Focus: Campaign of the week - Fight to rekindle abolitionist spirit

Georgina Lock

With just a year to go before the world marks the 200th anniversary of the abolition of the slave trade by Britain, Anti-Slavery International has launched a countdown to the bicentenary in March 2007.

As it calls on the Government to make ending today's slavery a priority, the society wants to inspire people and harness the spirit of those who campaigned more than 200 years ago for an end to the trade in humans.

To encourage involvement, the organisation has designed four e-cards that highlight the issues and is sending out a link to its 7,000 supporters to kick off the viral campaign.

The four 'What is my story?' cards depict examples of slavery from past and present.

Each of the two-page e-cards is available for downloading from the www.antislavery.org/2007 site. Supporters can forward them to friends and family members, alerting them to the plight of the millions in slavery today.

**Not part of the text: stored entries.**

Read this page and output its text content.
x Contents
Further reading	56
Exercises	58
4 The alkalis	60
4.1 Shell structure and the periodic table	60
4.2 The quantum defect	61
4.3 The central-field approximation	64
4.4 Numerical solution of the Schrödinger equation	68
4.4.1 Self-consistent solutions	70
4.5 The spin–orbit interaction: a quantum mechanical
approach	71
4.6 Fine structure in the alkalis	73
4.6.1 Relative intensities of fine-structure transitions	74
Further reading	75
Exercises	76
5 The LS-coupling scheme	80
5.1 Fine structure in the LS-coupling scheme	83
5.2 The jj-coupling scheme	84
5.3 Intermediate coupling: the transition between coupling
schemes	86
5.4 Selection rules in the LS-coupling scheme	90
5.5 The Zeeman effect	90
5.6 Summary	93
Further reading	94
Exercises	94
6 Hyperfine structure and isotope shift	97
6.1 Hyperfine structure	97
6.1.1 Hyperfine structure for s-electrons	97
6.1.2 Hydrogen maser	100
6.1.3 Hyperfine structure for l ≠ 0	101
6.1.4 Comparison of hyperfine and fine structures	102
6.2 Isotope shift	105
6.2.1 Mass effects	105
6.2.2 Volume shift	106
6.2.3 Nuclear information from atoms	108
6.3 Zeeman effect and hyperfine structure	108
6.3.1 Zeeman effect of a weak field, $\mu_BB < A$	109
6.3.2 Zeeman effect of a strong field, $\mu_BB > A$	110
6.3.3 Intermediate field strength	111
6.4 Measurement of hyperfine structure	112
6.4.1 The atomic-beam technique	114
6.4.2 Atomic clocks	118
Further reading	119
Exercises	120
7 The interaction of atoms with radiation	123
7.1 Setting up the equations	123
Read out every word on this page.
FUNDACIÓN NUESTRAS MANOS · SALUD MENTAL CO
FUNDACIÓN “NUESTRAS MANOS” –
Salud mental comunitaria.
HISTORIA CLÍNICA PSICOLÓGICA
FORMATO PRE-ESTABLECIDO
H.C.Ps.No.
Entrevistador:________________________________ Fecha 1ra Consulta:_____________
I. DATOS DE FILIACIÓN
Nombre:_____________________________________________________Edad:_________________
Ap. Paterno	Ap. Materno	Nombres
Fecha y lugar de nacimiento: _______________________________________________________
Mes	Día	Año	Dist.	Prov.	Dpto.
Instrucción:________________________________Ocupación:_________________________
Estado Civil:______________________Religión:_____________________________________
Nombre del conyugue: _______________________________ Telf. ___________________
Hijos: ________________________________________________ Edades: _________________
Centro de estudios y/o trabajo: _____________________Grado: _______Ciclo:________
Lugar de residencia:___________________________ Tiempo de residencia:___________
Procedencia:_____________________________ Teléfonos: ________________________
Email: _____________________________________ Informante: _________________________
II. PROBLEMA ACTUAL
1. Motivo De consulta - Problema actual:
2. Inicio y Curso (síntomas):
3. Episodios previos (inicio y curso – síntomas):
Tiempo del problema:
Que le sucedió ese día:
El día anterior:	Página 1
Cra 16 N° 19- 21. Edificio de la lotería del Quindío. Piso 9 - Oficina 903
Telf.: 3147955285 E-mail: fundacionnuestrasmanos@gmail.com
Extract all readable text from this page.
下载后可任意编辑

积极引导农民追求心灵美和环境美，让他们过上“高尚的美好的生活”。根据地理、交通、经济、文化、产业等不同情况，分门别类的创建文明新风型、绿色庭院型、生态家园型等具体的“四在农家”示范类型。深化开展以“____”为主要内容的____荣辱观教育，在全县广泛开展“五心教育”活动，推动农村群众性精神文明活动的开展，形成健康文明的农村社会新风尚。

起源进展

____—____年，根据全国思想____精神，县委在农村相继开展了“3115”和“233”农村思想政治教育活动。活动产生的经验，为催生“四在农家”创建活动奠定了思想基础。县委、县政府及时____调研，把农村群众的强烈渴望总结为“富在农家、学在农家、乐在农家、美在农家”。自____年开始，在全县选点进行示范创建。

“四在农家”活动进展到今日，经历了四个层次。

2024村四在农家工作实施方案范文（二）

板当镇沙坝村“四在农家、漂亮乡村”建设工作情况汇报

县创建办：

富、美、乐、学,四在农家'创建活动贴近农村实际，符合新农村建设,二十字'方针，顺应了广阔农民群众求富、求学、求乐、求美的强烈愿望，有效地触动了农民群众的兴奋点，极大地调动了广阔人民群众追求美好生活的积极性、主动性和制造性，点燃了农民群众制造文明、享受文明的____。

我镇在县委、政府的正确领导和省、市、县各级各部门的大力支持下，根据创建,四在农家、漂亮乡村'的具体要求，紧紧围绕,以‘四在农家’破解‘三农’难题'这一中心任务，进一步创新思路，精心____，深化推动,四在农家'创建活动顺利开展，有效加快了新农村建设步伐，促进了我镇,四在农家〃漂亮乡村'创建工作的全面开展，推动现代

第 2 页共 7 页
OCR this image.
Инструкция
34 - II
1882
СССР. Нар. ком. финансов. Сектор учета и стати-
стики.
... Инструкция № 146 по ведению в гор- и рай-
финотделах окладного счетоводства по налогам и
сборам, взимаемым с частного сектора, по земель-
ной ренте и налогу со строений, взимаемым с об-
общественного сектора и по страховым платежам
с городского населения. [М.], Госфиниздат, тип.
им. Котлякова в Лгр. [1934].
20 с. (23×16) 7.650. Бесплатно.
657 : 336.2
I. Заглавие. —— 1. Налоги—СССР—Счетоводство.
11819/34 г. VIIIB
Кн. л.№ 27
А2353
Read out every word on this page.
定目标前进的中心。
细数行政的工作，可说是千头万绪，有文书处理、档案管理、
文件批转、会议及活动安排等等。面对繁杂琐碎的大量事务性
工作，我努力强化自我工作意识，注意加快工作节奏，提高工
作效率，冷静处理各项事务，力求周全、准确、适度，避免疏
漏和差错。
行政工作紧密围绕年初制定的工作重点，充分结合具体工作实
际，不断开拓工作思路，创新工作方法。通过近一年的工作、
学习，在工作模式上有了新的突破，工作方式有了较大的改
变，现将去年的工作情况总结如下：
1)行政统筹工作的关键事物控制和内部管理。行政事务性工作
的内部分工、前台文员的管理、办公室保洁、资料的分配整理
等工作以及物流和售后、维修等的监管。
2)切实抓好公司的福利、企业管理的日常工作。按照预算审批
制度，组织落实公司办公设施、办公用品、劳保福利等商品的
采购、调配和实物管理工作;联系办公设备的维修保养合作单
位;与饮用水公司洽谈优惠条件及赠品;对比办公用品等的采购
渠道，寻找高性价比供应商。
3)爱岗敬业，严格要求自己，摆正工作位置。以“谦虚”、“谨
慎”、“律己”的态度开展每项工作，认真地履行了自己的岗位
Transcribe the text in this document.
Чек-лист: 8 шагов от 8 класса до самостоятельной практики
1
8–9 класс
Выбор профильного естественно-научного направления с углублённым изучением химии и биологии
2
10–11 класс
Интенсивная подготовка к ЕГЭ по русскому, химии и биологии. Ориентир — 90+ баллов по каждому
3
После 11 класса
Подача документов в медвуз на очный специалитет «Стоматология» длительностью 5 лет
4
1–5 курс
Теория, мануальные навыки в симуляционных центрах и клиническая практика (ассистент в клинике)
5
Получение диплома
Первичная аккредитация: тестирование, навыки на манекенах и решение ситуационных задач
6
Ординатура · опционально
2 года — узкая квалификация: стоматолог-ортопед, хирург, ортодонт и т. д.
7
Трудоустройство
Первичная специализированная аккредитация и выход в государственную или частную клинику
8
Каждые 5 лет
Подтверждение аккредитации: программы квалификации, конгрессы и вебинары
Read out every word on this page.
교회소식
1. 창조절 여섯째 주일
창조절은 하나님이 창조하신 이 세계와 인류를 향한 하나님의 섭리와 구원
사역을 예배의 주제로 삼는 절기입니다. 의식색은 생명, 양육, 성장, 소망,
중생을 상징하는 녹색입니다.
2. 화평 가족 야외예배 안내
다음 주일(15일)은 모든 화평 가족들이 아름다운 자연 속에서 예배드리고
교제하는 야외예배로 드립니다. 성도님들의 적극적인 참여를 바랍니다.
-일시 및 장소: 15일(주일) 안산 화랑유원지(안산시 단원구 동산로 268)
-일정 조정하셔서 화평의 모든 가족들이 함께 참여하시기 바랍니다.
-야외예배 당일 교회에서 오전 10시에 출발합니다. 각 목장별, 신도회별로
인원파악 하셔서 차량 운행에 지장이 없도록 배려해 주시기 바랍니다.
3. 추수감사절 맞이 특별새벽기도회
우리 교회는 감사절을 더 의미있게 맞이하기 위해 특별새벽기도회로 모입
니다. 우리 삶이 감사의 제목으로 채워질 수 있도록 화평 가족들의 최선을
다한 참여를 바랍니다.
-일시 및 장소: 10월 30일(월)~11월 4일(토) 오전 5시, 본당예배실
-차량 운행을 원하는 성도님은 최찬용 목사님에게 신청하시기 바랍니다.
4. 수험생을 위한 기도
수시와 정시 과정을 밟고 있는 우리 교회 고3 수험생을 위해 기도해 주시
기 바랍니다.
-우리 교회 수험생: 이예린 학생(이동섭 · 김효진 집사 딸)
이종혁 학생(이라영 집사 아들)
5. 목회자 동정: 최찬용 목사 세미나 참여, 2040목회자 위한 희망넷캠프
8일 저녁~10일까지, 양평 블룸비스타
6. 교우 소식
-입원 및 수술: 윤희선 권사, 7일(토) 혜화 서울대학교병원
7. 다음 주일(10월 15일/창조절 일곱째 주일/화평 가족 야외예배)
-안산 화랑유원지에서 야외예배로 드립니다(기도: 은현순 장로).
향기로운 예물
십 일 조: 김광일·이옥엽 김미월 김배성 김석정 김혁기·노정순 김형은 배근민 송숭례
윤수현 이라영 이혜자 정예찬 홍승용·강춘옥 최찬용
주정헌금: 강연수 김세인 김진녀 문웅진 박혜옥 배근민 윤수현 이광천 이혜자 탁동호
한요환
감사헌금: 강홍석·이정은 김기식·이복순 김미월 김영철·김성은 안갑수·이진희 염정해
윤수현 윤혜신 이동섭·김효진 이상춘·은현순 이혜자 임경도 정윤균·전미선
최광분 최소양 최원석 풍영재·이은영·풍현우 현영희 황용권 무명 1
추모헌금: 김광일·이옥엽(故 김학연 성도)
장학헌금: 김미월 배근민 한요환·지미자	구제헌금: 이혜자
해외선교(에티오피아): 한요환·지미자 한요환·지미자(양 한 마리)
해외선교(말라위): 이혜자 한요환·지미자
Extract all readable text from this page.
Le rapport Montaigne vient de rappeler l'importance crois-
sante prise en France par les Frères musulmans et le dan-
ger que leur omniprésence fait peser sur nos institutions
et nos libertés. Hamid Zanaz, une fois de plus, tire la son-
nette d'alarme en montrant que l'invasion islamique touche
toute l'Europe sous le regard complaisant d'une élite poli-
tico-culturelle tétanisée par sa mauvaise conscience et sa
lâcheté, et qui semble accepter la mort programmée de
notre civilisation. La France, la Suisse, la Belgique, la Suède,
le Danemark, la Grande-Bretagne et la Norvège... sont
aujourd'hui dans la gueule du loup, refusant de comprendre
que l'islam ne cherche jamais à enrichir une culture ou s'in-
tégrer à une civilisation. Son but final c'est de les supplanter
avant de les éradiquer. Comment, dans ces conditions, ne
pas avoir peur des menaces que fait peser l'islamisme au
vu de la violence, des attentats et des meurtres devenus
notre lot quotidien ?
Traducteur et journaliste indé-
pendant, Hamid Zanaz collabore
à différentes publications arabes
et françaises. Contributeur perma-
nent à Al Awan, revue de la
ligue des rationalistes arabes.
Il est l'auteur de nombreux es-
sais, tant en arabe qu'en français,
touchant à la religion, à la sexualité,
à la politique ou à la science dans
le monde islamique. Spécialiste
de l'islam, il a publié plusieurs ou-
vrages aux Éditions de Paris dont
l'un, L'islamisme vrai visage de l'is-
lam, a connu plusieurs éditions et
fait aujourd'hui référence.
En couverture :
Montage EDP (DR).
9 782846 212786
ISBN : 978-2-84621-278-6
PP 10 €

They depict four slavery-related scenes. One shows captured slaves tied together and marching to the west African coast to be shipped to Europe's colonies. Another shows former slave Olaudah Equiano, who campaigned against the trade in the 1780s.

The third shows a modern-day domestic slave child, emphasising that more than 170,000 children in Haiti are sent to work in households far from home, working long hours and often with little or no pay. The last card shows contemporary abolitionist Cecilia Flores-Oebanda, who works to secure the rights of children in the Philippines.

The cards include a link to the Fight for Freedom declaration, which calls for an end to slavery, urge people to write to their MPs and invites them to join Anti-Slavery International's campaign.

David Ould, director of the charity, said: "Two hundred years ago, the public rallied together against the slave trade, successfully challenging what was an accepted norm.

"Today, with the advantages of the internet and other forms of mass communication, people can achieve even more - the end of slavery once and for all."